彼らはそのままフランス大使館へと避難し、国外脱出の準備を始める。シャンバーグら外国人は帰国によりカンボジアを脱することができるものの、プランはカンボジア人であるが故に逃げることができなかった。しかし、シャンバーグらは恩人であるプランも共に国外脱出できるように偽造パスポートでアメリカへ亡命させようと計画する。

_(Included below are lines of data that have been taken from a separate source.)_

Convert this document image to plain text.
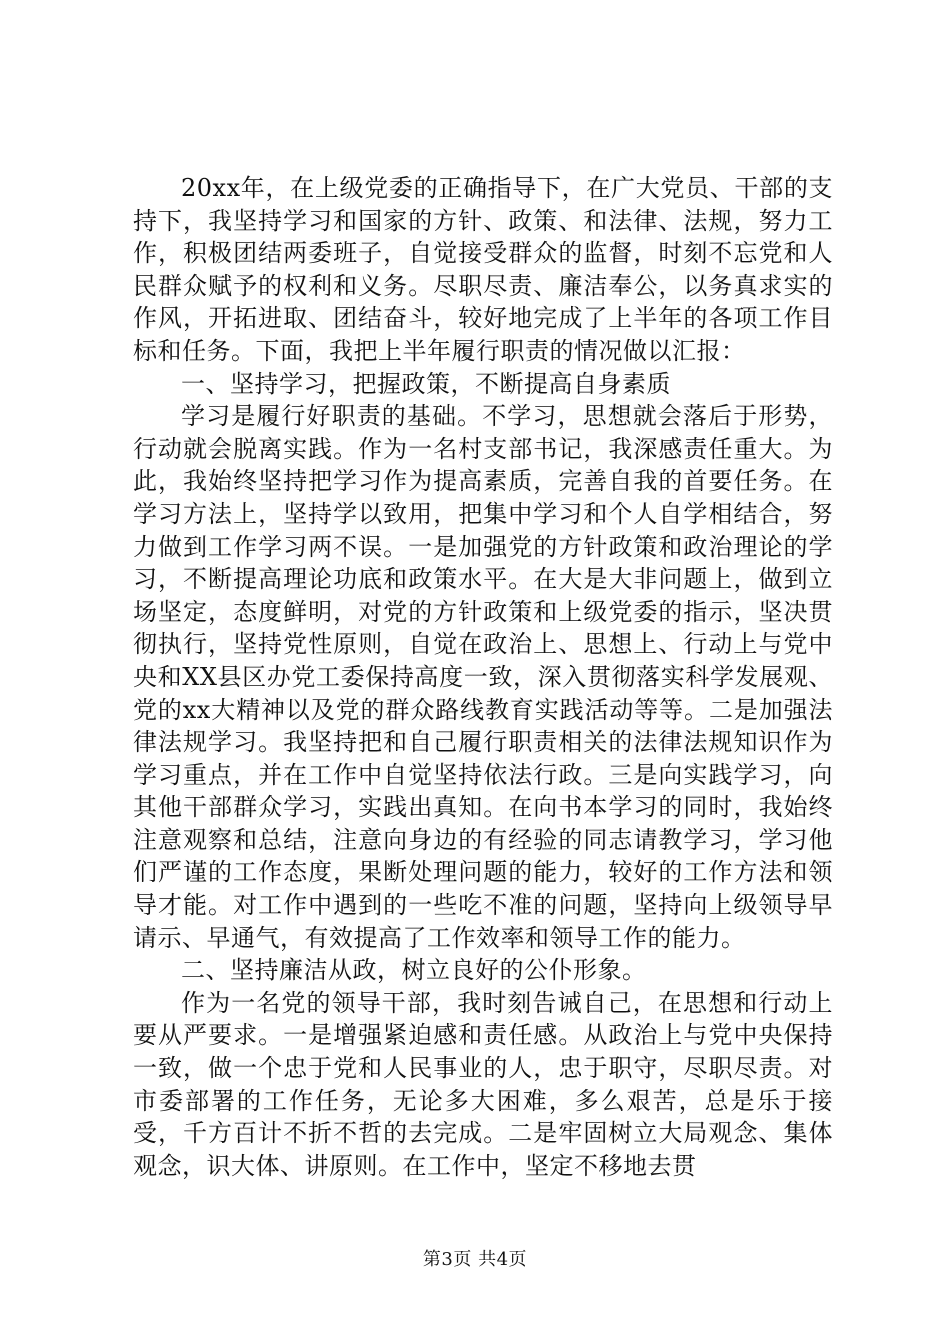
20xx年，在上级党委的正确指导下，在广大党员、干部的支持下，我坚持学习和国家的方针、政策、和法律、法规，努力工作，积极团结两委班子，自觉接受群众的监督，时刻不忘党和人民群众赋予的权利和义务。尽职尽责、廉洁奉公，以务真求实的作风，开拓进取、团结奋斗，较好地完成了上半年的各项工作目标和任务。下面，我把上半年履行职责的情况做以汇报：

一、坚持学习，把握政策，不断提高自身素质

学习是履行好职责的基础。不学习，思想就会落后于形势，行动就会脱离实践。作为一名村支部书记，我深感责任重大。为此，我始终坚持把学习作为提高素质，完善自我的首要任务。在学习方法上，坚持学以致用，把集中学习和个人自学相结合，努力做到工作学习两不误。一是加强党的方针政策和政治理论的学习，不断提高理论功底和政策水平。在大是大非问题上，做到立场坚定，态度鲜明，对党的方针政策和上级党委的指示，坚决贯彻执行，坚持党性原则，自觉在政治上、思想上、行动上与党中央和XX县区办党工委保持高度一致，深入贯彻落实科学发展观、党的xx大精神以及党的群众路线教育实践活动等等。二是加强法律法规学习。我坚持把和自己履行职责相关的法律法规知识作为学习重点，并在工作中自觉坚持依法行政。三是向实践学习，向其他干部群众学习，实践出真知。在向书本学习的同时，我始终注意观察和总结，注意向身边的有经验的同志请教学习，学习他们严谨的工作态度，果断处理问题的能力，较好的工作方法和领导才能。对工作中遇到的一些吃不准的问题，坚持向上级领导早请示、早通气，有效提高了工作效率和领导工作的能力。

二、坚持廉洁从政，树立良好的公仆形象。

作为一名党的领导干部，我时刻告诫自己，在思想和行动上要从严要求。一是增强紧迫感和责任感。从政治上与党中央保持一致，做一个忠于党和人民事业的人，忠于职守，尽职尽责。对市委部署的工作任务，无论多大困难，多么艰苦，总是乐于接受，千方百计不折不哲的去完成。二是牢固树立大局观念、集体观念，识大体、讲原则。在工作中，坚定不移地去贯

第3页 共4页
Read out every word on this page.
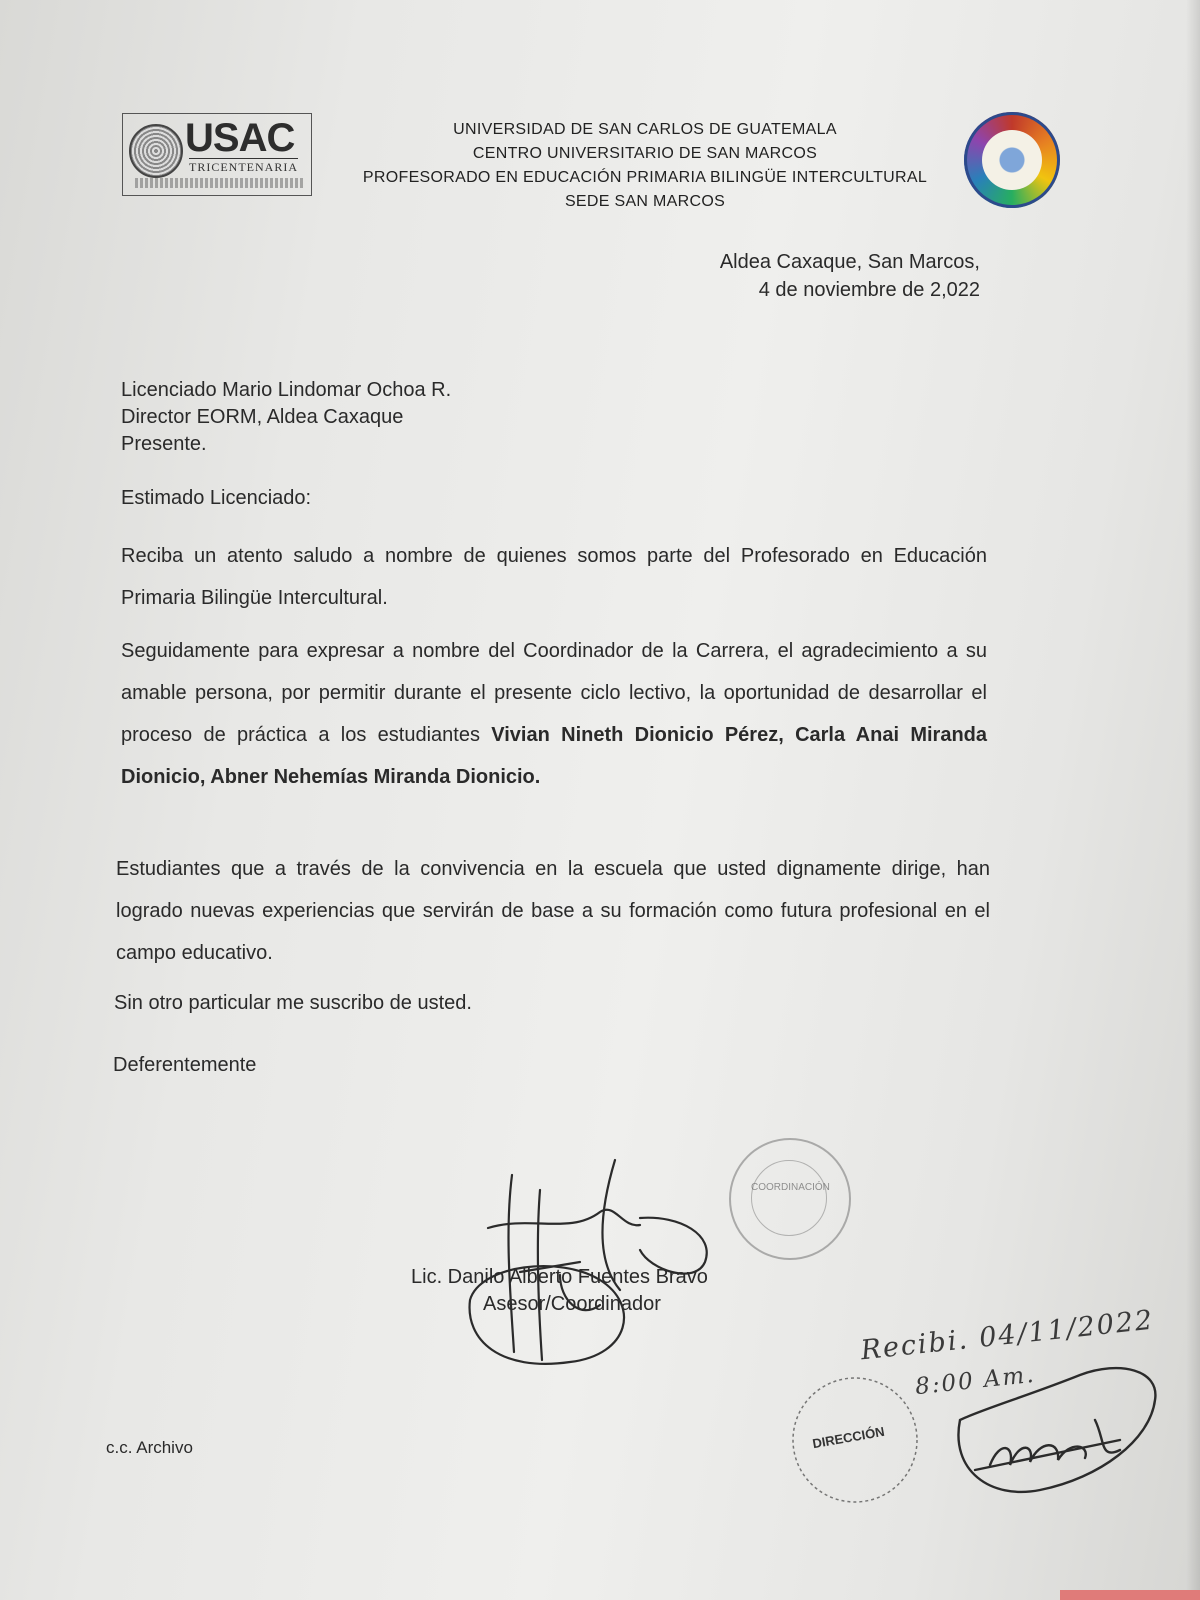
USAC
TRICENTENARIA
UNIVERSIDAD DE SAN CARLOS DE GUATEMALA
CENTRO UNIVERSITARIO DE SAN MARCOS
PROFESORADO EN EDUCACIÓN PRIMARIA BILINGÜE INTERCULTURAL
SEDE SAN MARCOS
Aldea Caxaque, San Marcos,
4 de noviembre de 2,022
Licenciado Mario Lindomar Ochoa R.
Director EORM, Aldea Caxaque
Presente.
Estimado Licenciado:
Reciba un atento saludo a nombre de quienes somos parte del Profesorado en Educación Primaria Bilingüe Intercultural.
Seguidamente para expresar a nombre del Coordinador de la Carrera, el agradecimiento a su amable persona, por permitir durante el presente ciclo lectivo, la oportunidad de desarrollar el proceso de práctica a los estudiantes Vivian Nineth Dionicio Pérez, Carla Anai Miranda Dionicio, Abner Nehemías Miranda Dionicio.
Estudiantes que a través de la convivencia en la escuela que usted dignamente dirige, han logrado nuevas experiencias que servirán de base a su formación como futura profesional en el campo educativo.
Sin otro particular me suscribo de usted.
Deferentemente
COORDINACIÓN
Lic. Danilo Alberto Fuentes Bravo
Asesor/Coordinador
DIRECCIÓN
Recibi. 04/11/2022
8:00 Am.
c.c. Archivo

しかし、偽造パスポートは粗悪な紙を使ったために写真が変色により消えてしまい亡命は失敗に終わる。フランス大使館からの退去を余儀なくされたプランは、空港でシャンバーグに笑顔で「あなたは私の兄弟だ」と告げ、脱出する彼らを見送る。その後、プランはクメール・ルージュによって集団農場へと連行される。
映画『キリング・フィールド』のあらすじ【転】
ニューヨークに戻ったシャンバーグは一切情報の入ってこないプランの安否を案じながらも、カンボジアでの取材記事でピューリッツァー賞を受賞する。賞欲しさにプランを見捨てたとアランに批判されたシャンバーグは、自責の念からプランを探し出すことに躍起になる。
一方、プランはクメール・ルージュが支配する集団農場で強制労働を強いられていた。外国からの食糧支援が絶たれ、食糧増産のため、クメール・ルージュは都市部の国民に強制的に農作業をさせていたのである。
そこでは、格差の原因を無くすためという名目のもと、あらゆる私財や宗教が没収され、些細な理由で人々は虐殺されていた。特に教師や医師などの知識人は反乱を起こす可能性があるとして、徹底的に弾圧されていた。プランは知識人として虐殺されることを恐れ、記者であることを隠して過ごす。そんなある日、プランはかつて集団農場へ連行される以前親切にした少年に助けられて、集団農場を脱走する。
映画『キリング・フィールド』の結末・ラスト(ネタバレ)
集団農場を抜け出した先にプランが見たのは、ポル・ポト政権により虐殺された人々の骸の山だった。まさに地獄のような光景である。それらを踏み越えてプランはとある村に辿り着き、そこの労働集団の長に助けられる。プランはそこで長の世話役として、身の回りの世話や、長の子どもの面倒を見るなどして働き始め、長の信頼を得ていく。
この村でも同様に人々は些細な理由で虐殺されていた。プランは依然として記者の経歴を隠して過ごしていたが、ある日隠れてBBCの外国語放送ラジオを聴いているところを長に見られ、知識人であることがばれてしまう。プランは死を覚悟するが、長はプランを見逃す。長は革命で妻を亡くし、クメール・ルージュのやり方に疑問を感じていたのである。そして、愛する子どもが妻同様にこの革命で命を落としてしまうことを危惧していた。長は、自分に万が一のことがあったときは子ども達を亡命させてほしいとプランに地図と金を託した。
直後、長はクメール・ルージュの虐殺を止めようとして銃殺されてしまう。プランは約束していた通り、長の子どもを連れて、他の仲間たちと共に国外への脱出を試みる。脱出の道中、仲間たちは次々と命を落とし、長の子どもも地雷によって命を落としてしまう。そして、プランは命からがら隣国タイの難民キャンプに辿り着く。
プランが生きているとの情報を得たシャンバーグは、急遽タイの難民キャンプへと飛んだ。そこでシャンバーグとプランは再会を果たす。許してくれと詫びるシャンバーグを、「あなたは私の兄弟だ」と笑顔で受け入れるプラン。二人は抱きしめ合い、再会を喜んだ。カーラジオからは二人の内戦への想いを表すかのようにジョン・レノンの『イマジン』が流れている。
映画『キリング・フィールド』の感想・評価・レビュー
映画を観る理由は娯楽だけじゃない、映画を観て歴史を知るというすごい力が映画にはあります。この作品もカンボジアで起きた悲劇、ポル・ポト政権下で何が起きていたかを垣間見ることができる映画です。
決して楽しい映画ではありません。
始終重く、閉塞感で息苦しいくらいです。
歴史の悲劇を知り、考え、感じて欲しい、是非観て欲しい映画です。
自分の子供が理解できる年頃になったら絶対観せるリストに入っています。(女性 40代)
実話を元に作られた作品の中でも「戦争」をテーマにした作品は特に苦手で、なるべく見ないようにしています。それは次々と罪の無い人が死に、人々が戦う姿を見るのがつらいからです。
今作も鑑賞前にはもちろん「見たくない」と思っていたし、見始めるのがすごくつらかったです。しかし、鑑賞後にまず思ったのは「見てよかった」と言うこと。そして「生きること」を簡単に諦めてはいけないと感じました。